One last thing, if you are one of those fantasy owners who care about the remaining nine percent hit rate group, that produces an outlier wide receiver just about every year, then this is for you. Those wide receivers tend to be highly productive in college but with a late breakout age and/or are extremely athletic. Here is the list of guys who fit that bill for 2019 to keep an eye on.

  • The Highly Productive Late Breakout Group
    • Anthony Johnson: PSI Score 4.06 – 43rd Percentile
    • Preston Williams: PSI Score 3.60 – 38th Percentile
    • Travis Fulgham: PSI Score 3.18 – 31st Percentile
    • Jazz Ferguson: PSI Score 3.12 – 29th Percentile
  • The Elite Athleticism Group
    • *Darius Slayton: PSI Score – 4.37 – 49th Percentile
    • Parris Campbell: PSI Score – 4.24 – 46th Percentile
    • Gary Jennings: PSI Score – 4.24 – 46th Percentile
    • Emanuel Hall: PSI Score – 3.24 – 32nd Percentile
    • Terry McLaurin: PSI Score – 1.68 – 11th Percentile


10 thoughts on “The 2019 Prospect Success Indicator Report

  1. Hey Always love your work. Just a note that the link that explains PSI seems to be dead. I preferred previous editions with the good and bad but the percentiles are pretty cool, I wonder if you have easy access to the previous year data based on your new metrics. I wonder if you’re still using the phenom index as part of your evaluation.

    Thanks for your work!


    1. Yeah an updated database will be uploaded shortly. Phenom index is no longer part of the equation but everything that goes into the phenom index is accounted for just separately so it felt like double counting by adding it back in.


  2. Hey, I love the work you put into these.
    Quick note, the link that explains the PSI seems to be dead.
    I liked the good and bad format of previous years but can appreciate the percentile approach. Do you have the data for previous years like your previous PSI?
    Does this one still incorporate the phenom index?
    Let me know, keep up the good work, and welcome to the Justin Watson breakout party.

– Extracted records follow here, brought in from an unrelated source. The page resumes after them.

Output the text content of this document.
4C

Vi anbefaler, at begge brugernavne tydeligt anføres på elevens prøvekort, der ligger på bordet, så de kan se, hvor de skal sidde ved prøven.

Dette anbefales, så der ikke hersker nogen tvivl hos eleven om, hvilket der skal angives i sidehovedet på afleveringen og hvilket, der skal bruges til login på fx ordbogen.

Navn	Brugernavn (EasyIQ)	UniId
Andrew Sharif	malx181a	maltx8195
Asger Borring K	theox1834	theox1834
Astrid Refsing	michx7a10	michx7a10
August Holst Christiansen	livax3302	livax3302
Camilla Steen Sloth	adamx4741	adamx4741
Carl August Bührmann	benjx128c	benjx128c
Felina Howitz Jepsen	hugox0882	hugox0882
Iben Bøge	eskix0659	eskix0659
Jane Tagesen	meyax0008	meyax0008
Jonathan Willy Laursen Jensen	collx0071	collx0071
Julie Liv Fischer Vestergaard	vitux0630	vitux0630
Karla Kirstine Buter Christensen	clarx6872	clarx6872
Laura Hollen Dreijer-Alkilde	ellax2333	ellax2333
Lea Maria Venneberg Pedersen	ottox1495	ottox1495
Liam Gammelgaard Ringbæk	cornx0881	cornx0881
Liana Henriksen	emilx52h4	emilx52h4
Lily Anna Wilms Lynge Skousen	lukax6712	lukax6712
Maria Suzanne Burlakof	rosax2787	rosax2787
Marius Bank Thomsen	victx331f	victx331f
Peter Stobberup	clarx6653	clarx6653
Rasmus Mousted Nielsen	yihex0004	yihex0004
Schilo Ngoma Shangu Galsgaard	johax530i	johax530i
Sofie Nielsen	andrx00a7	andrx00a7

    1. Hey appreciate it, phenom index is no lo get included but that’s because what goes into phenom index was already being accounted for so it felt a bit like double counting. Took it out and model still held up.

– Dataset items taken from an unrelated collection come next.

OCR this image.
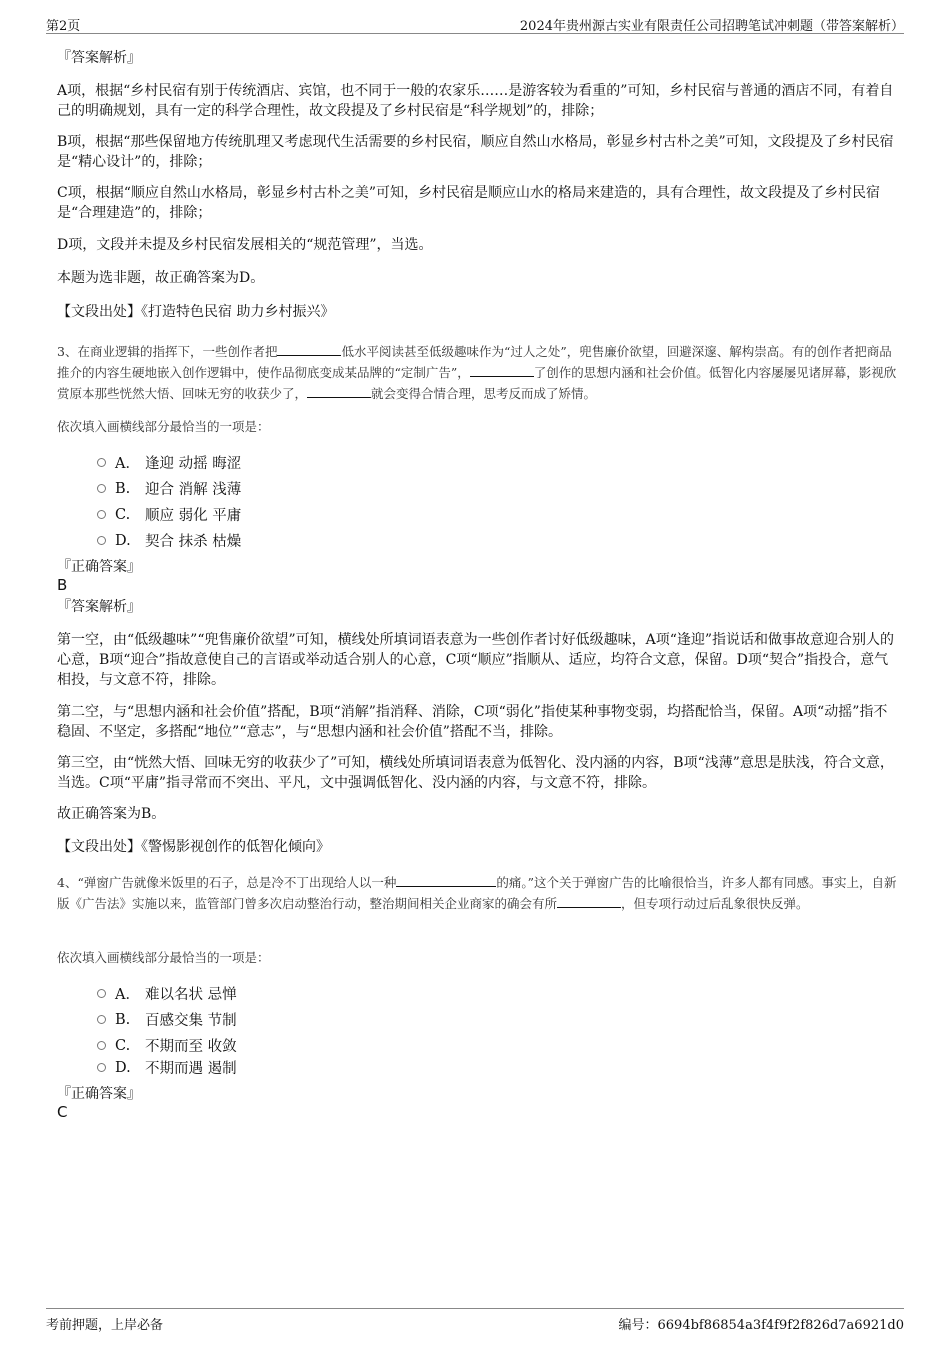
第2页	2024年贵州源古实业有限责任公司招聘笔试冲刺题（带答案解析）
『答案解析』
A项，根据“乡村民宿有别于传统酒店、宾馆，也不同于一般的农家乐……是游客较为看重的”可知，乡村民宿与普通的酒店不同，有着自己的明确规划，具有一定的科学合理性，故文段提及了乡村民宿是“科学规划”的，排除；
B项，根据“那些保留地方传统肌理又考虑现代生活需要的乡村民宿，顺应自然山水格局，彰显乡村古朴之美”可知，文段提及了乡村民宿是“精心设计”的，排除；
C项，根据“顺应自然山水格局，彰显乡村古朴之美”可知，乡村民宿是顺应山水的格局来建造的，具有合理性，故文段提及了乡村民宿是“合理建造”的，排除；
D项，文段并未提及乡村民宿发展相关的“规范管理”，当选。
本题为选非题，故正确答案为D。
【文段出处】《打造特色民宿 助力乡村振兴》
3、在商业逻辑的指挥下，一些创作者把	低水平阅读甚至低级趣味作为“过人之处”，兜售廉价欲望，回避深邃、解构崇高。有的创作者把商品推介的内容生硬地嵌入创作逻辑中，使作品彻底变成某品牌的“定制广告”，	了创作的思想内涵和社会价值。低智化内容屡屡见诸屏幕，影视欣赏原本那些恍然大悟、回味无穷的收获少了，	就会变得合情合理，思考反而成了矫情。
依次填入画横线部分最恰当的一项是：
A． 逢迎 动摇 晦涩
B.	迎合 消解 浅薄
C.	顺应 弱化 平庸
D. 契合 抹杀 枯燥
『正确答案』
B
『答案解析』
第一空，由“低级趣味”“兜售廉价欲望”可知，横线处所填词语表意为一些创作者讨好低级趣味，A项“逢迎”指说话和做事故意迎合别人的心意，B项“迎合”指故意使自己的言语或举动适合别人的心意，C项“顺应”指顺从、适应，均符合文意，保留。D项“契合”指投合，意气相投，与文意不符，排除。
第二空，与“思想内涵和社会价值”搭配，B项“消解”指消释、消除，C项“弱化”指使某种事物变弱，均搭配恰当，保留。A项“动摇”指不稳固、不坚定，多搭配“地位”“意志”，与“思想内涵和社会价值”搭配不当，排除。
第三空，由“恍然大悟、回味无穷的收获少了”可知，横线处所填词语表意为低智化、没内涵的内容，B项“浅薄”意思是肤浅，符合文意，当选。C项“平庸”指寻常而不突出、平凡，文中强调低智化、没内涵的内容，与文意不符，排除。
故正确答案为B。
【文段出处】《警惕影视创作的低智化倾向》
4、“弹窗广告就像米饭里的石子，总是冷不丁出现给人以一种	的痛。”这个关于弹窗广告的比喻很恰当，许多人都有同感。事实上，自新版《广告法》实施以来，监管部门曾多次启动整治行动，整治期间相关企业商家的确会有所	，但专项行动过后乱象很快反弹。
依次填入画横线部分最恰当的一项是：
A． 难以名状 忌惮
B.	百感交集 节制
C.	不期而至 收敛
D. 不期而遇 遏制
『正确答案』
C
考前押题，上岸必备	编号：6694bf86854a3f4f9f2f826d7a6921d0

  3. Thank you for publishing this report.

    Could you provide more details on Deebo Samuel? Looks like he’s shaping up to be a 1st rd dynasty rookie pick, but only has a 39% PSI.



    1. Very athletic but every thing else is just average to below average for his profile. Definitely a candidate to be over drafted this year. Looking back at Senior Bowl rosters about 1 WR ends up making a significant contribution in the NFL, if I’m betting on one then give me Andy Isabella. Deebo feels like his ceiling is Sterling Shephard and that’s not something I’m interested in personally.

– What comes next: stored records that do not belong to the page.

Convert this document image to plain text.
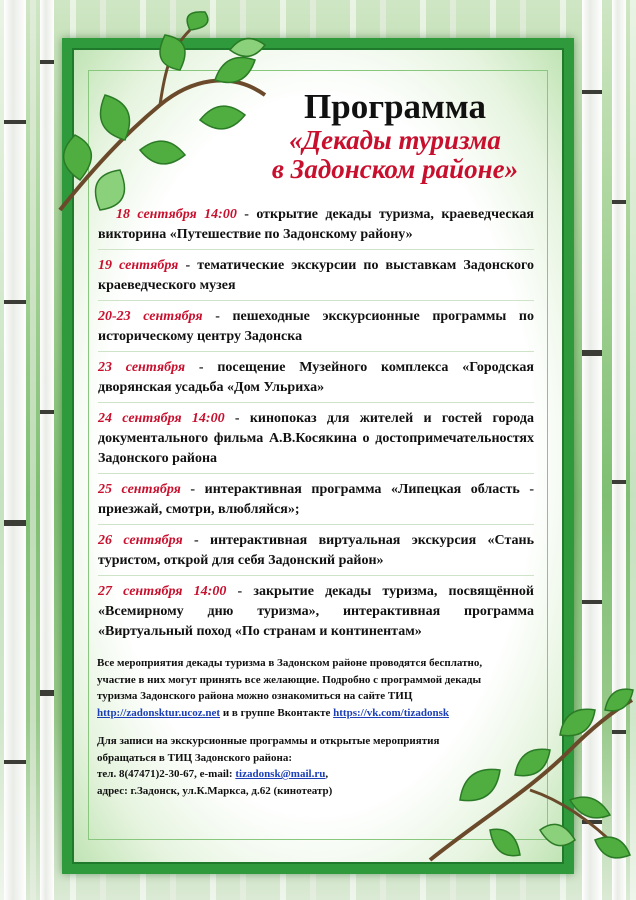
Программа
«Декады туризма
в Задонском районе»

18 сентября 14:00 - открытие декады туризма, краеведческая викторина «Путешествие по Задонскому району»

19 сентября - тематические экскурсии по выставкам Задонского краеведческого музея

20-23 сентября - пешеходные экскурсионные программы по историческому центру Задонска

23 сентября - посещение Музейного комплекса «Городская дворянская усадьба «Дом Ульриха»

24 сентября 14:00 - кинопоказ для жителей и гостей города документального фильма А.В.Косякина о достопримечательностях Задонского района

25 сентября - интерактивная программа «Липецкая область - приезжай, смотри, влюбляйся»;

26 сентября - интерактивная виртуальная экскурсия «Стань туристом, открой для себя Задонский район»

27 сентября 14:00 - закрытие декады туризма, посвящённой «Всемирному дню туризма», интерактивная программа «Виртуальный поход «По странам и континентам»

Все мероприятия декады туризма в Задонском районе проводятся бесплатно, участие в них могут принять все желающие. Подробно с программой декады туризма Задонского района можно ознакомиться на сайте ТИЦ http://zadonsktur.ucoz.net и в группе Вконтакте https://vk.com/tizadonsk

Для записи на экскурсионные программы и открытые мероприятия обращаться в ТИЦ Задонского района:
тел. 8(47471)2-30-67, e-mail: tizadonsk@mail.ru,
адрес: г.Задонск, ул.К.Маркса, д.62 (кинотеатр)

    1. This analysis is based soley on college production, athleticism and age so as far as this goes I would not since landing spot isn’t a factor. But in conjunction with this, yes I would. Simply because there aren’t that many prolific offenses and IND is one of those. Still not someone I like long term but someone I’d look to flip if he produces.


      1. Is there an amount of years that’s fair to say a player isn’t going to breakout if they haven’t already? Moncrief and Parker two that stand out here. Thanks for putting this together by the way, very interesting sorting through the data.


      2. Is there an amount of years that’s fair to say a player isn’t going to breakout if they haven’t already? Moncrief and Parker two that stand out here. Thanks for putting this together by the way, very interesting sorting through the data.